Le Mali doit être capable de remonter les défis de son développement. Pour cela, nous devons nous engager dans la voie des réformes institutionnelles. Des réformes qui doivent absolument s’imposer pour contribuer au développement de notre pays. Refonder les finances publiques dans un cadre juridique moderne, réformer la gestion budgétaire pour promouvoir la transparence et la bonne gouvernance ainsi que le système de gestion des finances publiques pour soutenir la croissance, et enfin, mettre la gestion des finances publiques au service de la lutte contre la pauvreté, et la corruption, tels sont les objectifs que nous devons nous assigner dans le cadre de la bonne gouvernance financière. La mise en place de cette politique stratégique de la réforme des finances publiques s’inscrit dans notre vision de modernisation des finances publiques en vue d’en faire un outil de développement économique durable.
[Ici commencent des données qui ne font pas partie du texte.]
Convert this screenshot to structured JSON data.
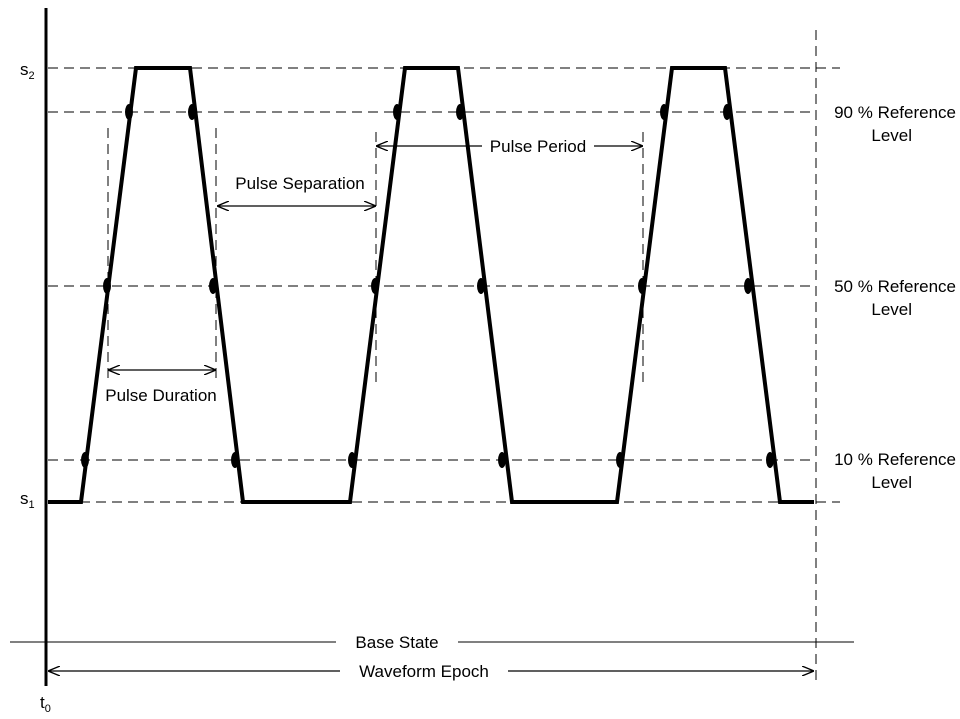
{
  "diagram": {
    "colors": {
      "ink": "#000000",
      "background": "#ffffff"
    },
    "state_labels": {
      "s2": {
        "main": "s",
        "sub": "2"
      },
      "s1": {
        "main": "s",
        "sub": "1"
      },
      "t0": {
        "main": "t",
        "sub": "0"
      }
    },
    "reference_levels": [
      {
        "line1": "90 % Reference",
        "line2": "Level"
      },
      {
        "line1": "50 % Reference",
        "line2": "Level"
      },
      {
        "line1": "10 % Reference",
        "line2": "Level"
      }
    ],
    "annotations": {
      "pulse_period": "Pulse Period",
      "pulse_separation": "Pulse Separation",
      "pulse_duration": "Pulse Duration",
      "base_state": "Base State",
      "waveform_epoch": "Waveform Epoch"
    }
  }
}
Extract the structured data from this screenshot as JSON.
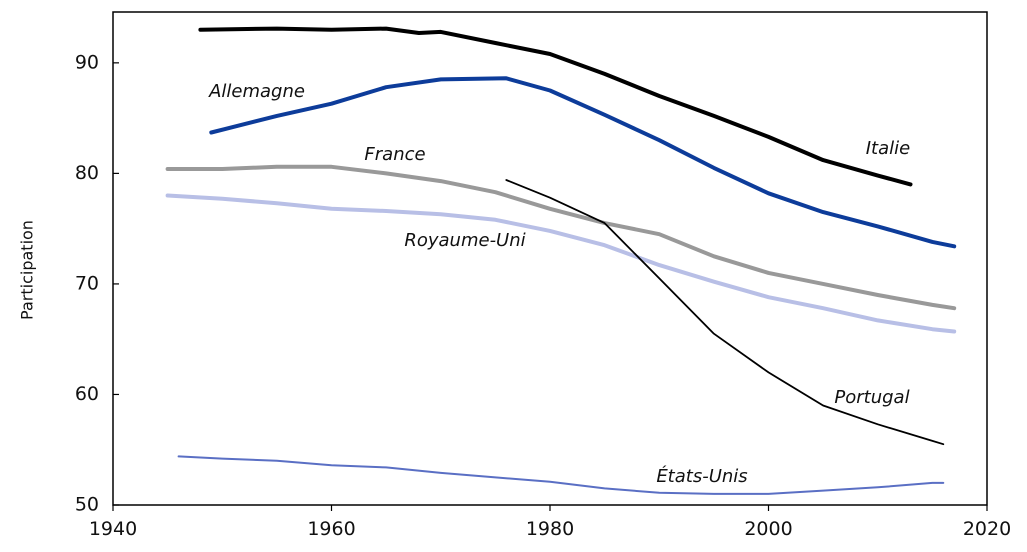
{
  "chart_data": {
    "type": "line",
    "y_label": "Participation",
    "xlim": [
      1940,
      2020
    ],
    "ylim": [
      50,
      94.6
    ],
    "xticks": [
      1940,
      1960,
      1980,
      2000,
      2020
    ],
    "yticks": [
      50,
      60,
      70,
      80,
      90
    ],
    "series": [
      {
        "name": "Italie",
        "color": "#000000",
        "line_width": 4,
        "x": [
          1948,
          1955,
          1960,
          1965,
          1968,
          1970,
          1975,
          1980,
          1985,
          1990,
          1995,
          2000,
          2005,
          2010,
          2013
        ],
        "values": [
          93,
          93.1,
          93,
          93.1,
          92.7,
          92.8,
          91.8,
          90.8,
          89,
          87,
          85.2,
          83.3,
          81.2,
          79.8,
          79
        ]
      },
      {
        "name": "Allemagne",
        "color": "#0d3c9a",
        "line_width": 4,
        "x": [
          1949,
          1955,
          1960,
          1965,
          1970,
          1976,
          1980,
          1985,
          1990,
          1995,
          2000,
          2005,
          2010,
          2015,
          2017
        ],
        "values": [
          83.7,
          85.2,
          86.3,
          87.8,
          88.5,
          88.6,
          87.5,
          85.3,
          83,
          80.5,
          78.2,
          76.5,
          75.2,
          73.8,
          73.4
        ]
      },
      {
        "name": "France",
        "color": "#999999",
        "line_width": 4,
        "x": [
          1945,
          1950,
          1955,
          1960,
          1965,
          1970,
          1975,
          1980,
          1985,
          1990,
          1995,
          2000,
          2005,
          2010,
          2015,
          2017
        ],
        "values": [
          80.4,
          80.4,
          80.6,
          80.6,
          80,
          79.3,
          78.3,
          76.8,
          75.5,
          74.5,
          72.5,
          71,
          70,
          69,
          68.1,
          67.8
        ]
      },
      {
        "name": "Royaume-Uni",
        "color": "#b8bfe6",
        "line_width": 4,
        "x": [
          1945,
          1950,
          1955,
          1960,
          1965,
          1970,
          1975,
          1980,
          1985,
          1990,
          1995,
          2000,
          2005,
          2010,
          2015,
          2017
        ],
        "values": [
          78,
          77.7,
          77.3,
          76.8,
          76.6,
          76.3,
          75.8,
          74.8,
          73.5,
          71.7,
          70.2,
          68.8,
          67.8,
          66.7,
          65.9,
          65.7
        ]
      },
      {
        "name": "Portugal",
        "color": "#000000",
        "line_width": 1.8,
        "x": [
          1976,
          1980,
          1985,
          1990,
          1995,
          2000,
          2005,
          2010,
          2015,
          2016
        ],
        "values": [
          79.4,
          77.8,
          75.5,
          70.5,
          65.5,
          62,
          59,
          57.3,
          55.8,
          55.5
        ]
      },
      {
        "name": "États-Unis",
        "color": "#5a6fc4",
        "line_width": 2,
        "x": [
          1946,
          1950,
          1955,
          1960,
          1965,
          1970,
          1975,
          1980,
          1985,
          1990,
          1995,
          2000,
          2005,
          2010,
          2015,
          2016
        ],
        "values": [
          54.4,
          54.2,
          54,
          53.6,
          53.4,
          52.9,
          52.5,
          52.1,
          51.5,
          51.1,
          51,
          51,
          51.3,
          51.6,
          52,
          52
        ]
      }
    ]
  }
}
La réforme des finances publiques telle que conçue dans notre Agenda pour le Renouveau ‘‘Mali Sambalaɲɔ’’s’inscrit dans le contexte de la refondation de l’État et constituent un des points d’application structurants, estimant qu’elle se diffuse sur tous les aspects de la vie nationale pour répondre aux nombreux défis auxquels notre État est confronté en vue de moderniser la gestion publique, de lutter contre la corruption, le gaspillage, et la pauvreté ; et d’assurer, tout à la fois, la compétitivité de l’économie nationale face aux enjeux régionaux et internationaux. Cette réforme vise à ramener notre pays à une époque des finances publiques pour le développement.

La réforme des finances publiques est une nécessité et elle doit résulter d’un processus endogène, défini par les instances politiques et institutionnelles, dont l’initiative, l’application et le suivi incombent en premier lieu à nous et non à nos partenaires ou les institutions de développements. Pour ce faire, il est très urgent de réformer nos cadres. La réforme de nos cadres devra passer par une modernisation de l’administration avec des femmes et des hommes mieux outillés, intègres, et capables de mettre en œuvre et gérer cette réforme institutionnelle qui est d’une grande nécessité pour notre pays.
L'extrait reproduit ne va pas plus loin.